Happy employees are good for business

A man arrives in Hell and the devil offers him two working environments to choose from. In one area workers are shovelling coal into a fiery furnace, in the other, they they are standing waist-deep in sewage, drinking cups of tea.

The new arrival opts for the second room, the door closes and he hears the foreman shout; “Right lads, tea break over, back on your heads again.”

Awful working conditions have a long tradition. Early industry was marked by its dirty, dangerous factories (the dark, satanic mills). In the early 20th century, workers were forced into dull, repetitive tasks by the production line. However, in a service-based economy, it makes sense that focusing on worker morale might be a more fruitful approach.

Proving the thesis is more difficult. But that is the aim of a new study examining the relationship between happiness and productivity of workers at British Telecom. Three academics—Clement Bellet of Erasmus University, Rotterdam, Jan-Emmanuel de Neve of the Saïd Business School, Oxford, and George Ward of the Massachusetts Institute of Technology—surveyed 1,800 sales workers at 11 British call centres. All each employee had to do was click on a simple emoji each week to indicate their level of happiness. Those workers were charged with selling customers broadband, telephone and television deals. In total the authors collected adequate responses from 1,161 people over a six-month period.

The results were striking. Workers made 13% more sales in weeks when they were happy than when they were unhappy. This was not because they were working longer hours; in happy weeks, they made more calls per hour and were more efficient at converting those calls into sales. The tricky part, however, is determining the direction of causation. Workers may be happier when they are selling more because they anticipate extra pay, or because successful sales pitches are less stressful to make than unsuccessful ones.

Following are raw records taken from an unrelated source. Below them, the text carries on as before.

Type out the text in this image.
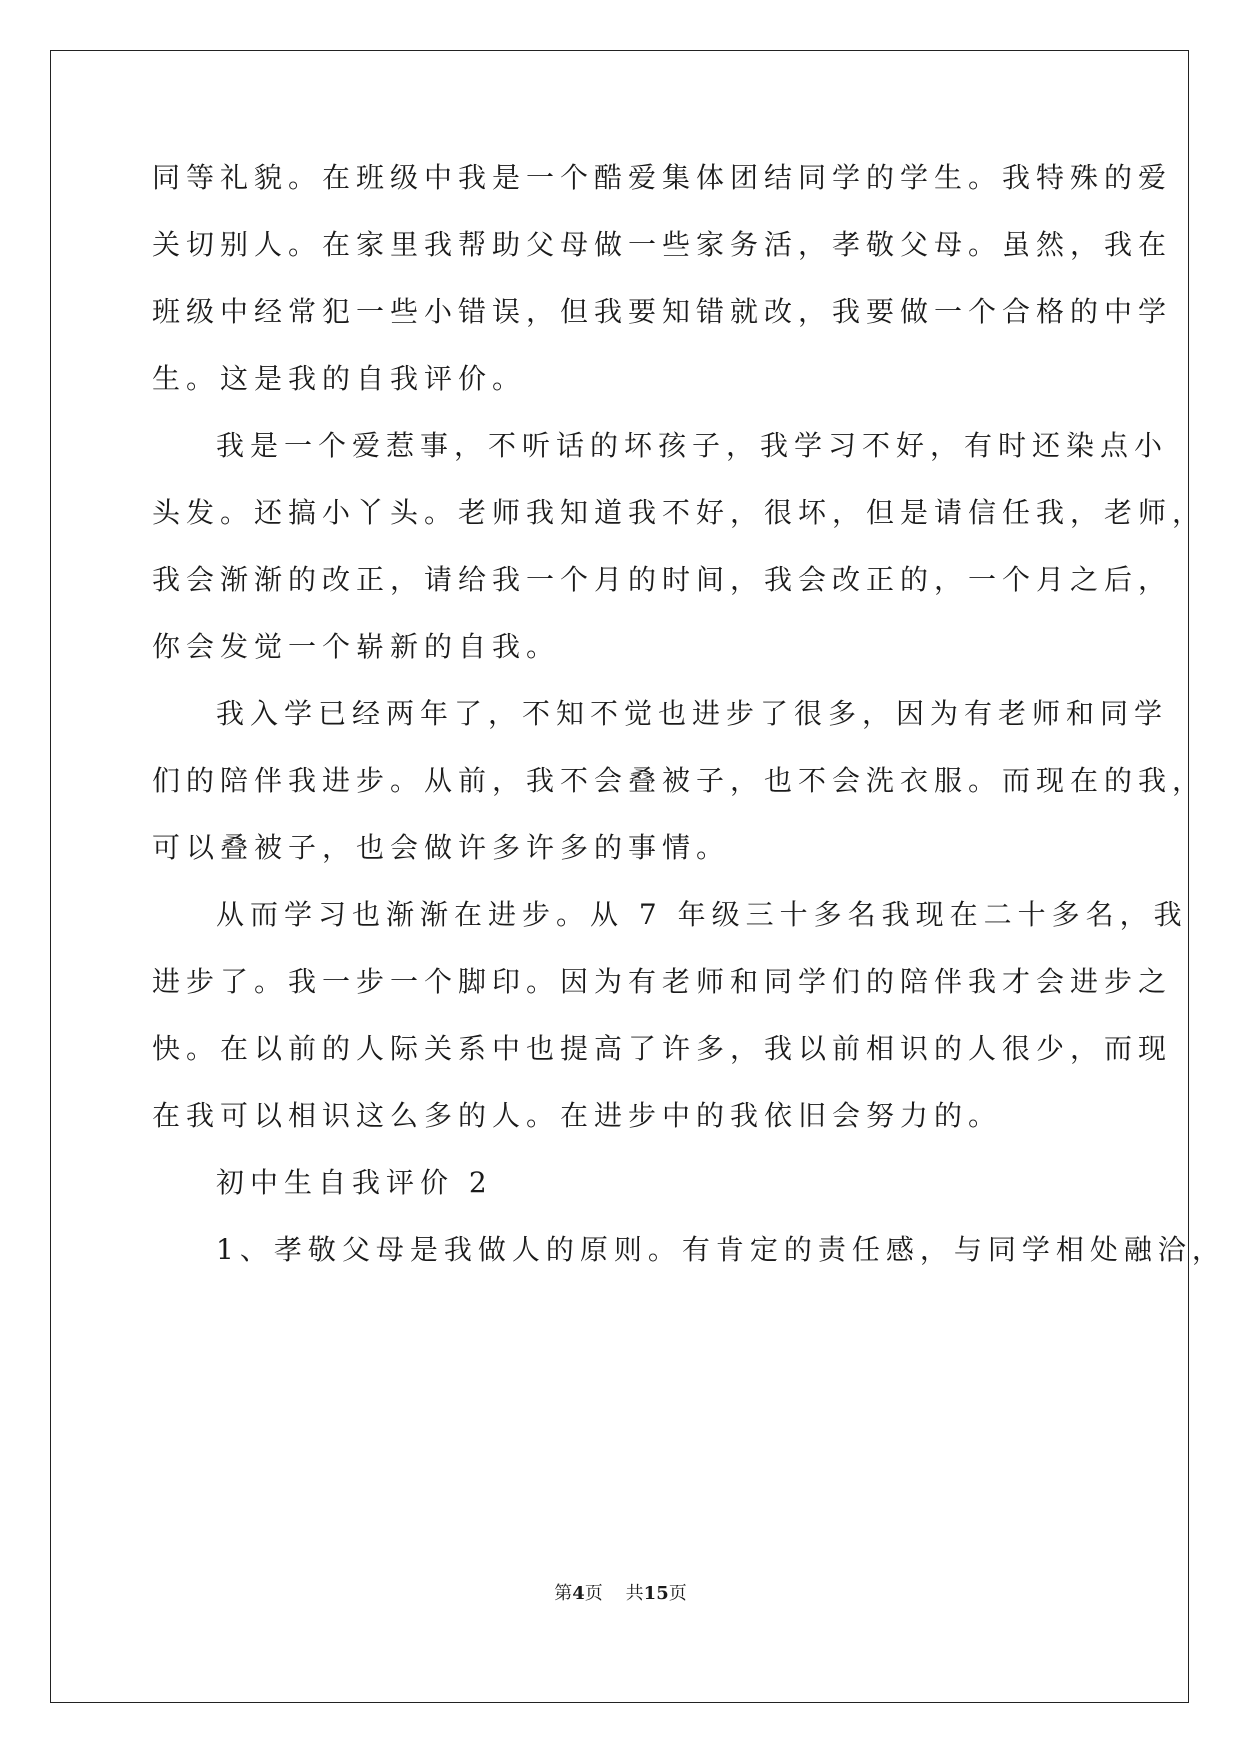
同等礼貌。在班级中我是一个酷爱集体团结同学的学生。我特殊的爱
关切别人。在家里我帮助父母做一些家务活，孝敬父母。虽然，我在
班级中经常犯一些小错误，但我要知错就改，我要做一个合格的中学
生。这是我的自我评价。
我是一个爱惹事，不听话的坏孩子，我学习不好，有时还染点小
头发。还搞小丫头。老师我知道我不好，很坏，但是请信任我，老师，
我会渐渐的改正，请给我一个月的时间，我会改正的，一个月之后，
你会发觉一个崭新的自我。
我入学已经两年了，不知不觉也进步了很多，因为有老师和同学
们的陪伴我进步。从前，我不会叠被子，也不会洗衣服。而现在的我，
可以叠被子，也会做许多许多的事情。
从而学习也渐渐在进步。从 7 年级三十多名我现在二十多名，我
进步了。我一步一个脚印。因为有老师和同学们的陪伴我才会进步之
快。在以前的人际关系中也提高了许多，我以前相识的人很少，而现
在我可以相识这么多的人。在进步中的我依旧会努力的。
初中生自我评价 2
1、孝敬父母是我做人的原则。有肯定的责任感，与同学相处融洽，
第4页 共15页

The academics tried an ingenious way to get round this causation problem by examining a very British issue—the weather. Workers turned out to be less happy on days when the weather in their local area was bad and this unhappiness converted into lower sales. Since they were making national calls, not local ones, it is unlikely that customer unhappiness with the weather was driving the sales numbers. So it was worker mood driving sales, not the other way round.

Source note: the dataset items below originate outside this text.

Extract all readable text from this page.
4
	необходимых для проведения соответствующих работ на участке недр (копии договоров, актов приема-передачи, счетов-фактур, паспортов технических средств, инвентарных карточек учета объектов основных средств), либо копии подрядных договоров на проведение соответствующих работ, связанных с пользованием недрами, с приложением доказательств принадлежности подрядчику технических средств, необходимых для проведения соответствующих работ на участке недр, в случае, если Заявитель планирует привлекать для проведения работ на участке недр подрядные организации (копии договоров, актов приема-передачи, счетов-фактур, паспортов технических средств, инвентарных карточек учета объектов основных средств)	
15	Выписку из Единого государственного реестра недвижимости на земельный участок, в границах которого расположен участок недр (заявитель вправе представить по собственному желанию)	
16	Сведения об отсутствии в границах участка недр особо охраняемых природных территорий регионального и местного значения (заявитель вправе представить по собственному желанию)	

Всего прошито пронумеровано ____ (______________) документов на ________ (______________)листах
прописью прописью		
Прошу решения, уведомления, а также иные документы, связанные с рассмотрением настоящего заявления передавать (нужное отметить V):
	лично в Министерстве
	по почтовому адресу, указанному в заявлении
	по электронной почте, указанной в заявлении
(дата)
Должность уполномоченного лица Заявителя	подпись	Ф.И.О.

Even if this reasoning proves to be correct, businesses may not find it of comfort. Short of locating all their call centres somewhere sunny, companies cannot control the weather conditions their workers face. The academics point out that “what we are not able to do, given our data and setting, is adjudicate as to whether investing in schemes to enhance employee happiness makes good business sense”. It is possible that the costs of such schemes might outweigh any gains in productivity.

More research is clearly needed. But there is evidence that happier workers are good news for shareholders, as well as productivity. Analysts at boa Merrill Lynch Global Research studied the stocks of firms rated on Glassdoor, a website that allows employees to rate the companies they work for. Those with the highest ratings outperformed those with the lowest by nearly five percentage points a year between 2013 and 2019. The analysts also used software that picked over the text of employee reviews and found that incorporating this approach improved the risk-reward trade-off (as measured by the Sharpe ratio) of the strategy.

The analysts have now applied the same approach to picking stocks based on particular industries. Again, the sectors where workers gave the best reviews on Glassdoor between 2013 and 2019 easily outperformed those where employees gave a thumbs down.

None of this is unequivocal proof. The history of equity investing is littered with strategies that worked well when back-tested only to disintegrate when applied in the real world. But at the very least, it suggests that firms should consider the merits of a contented workforce. And that might mean giving them beer and skittles, rather than Hell.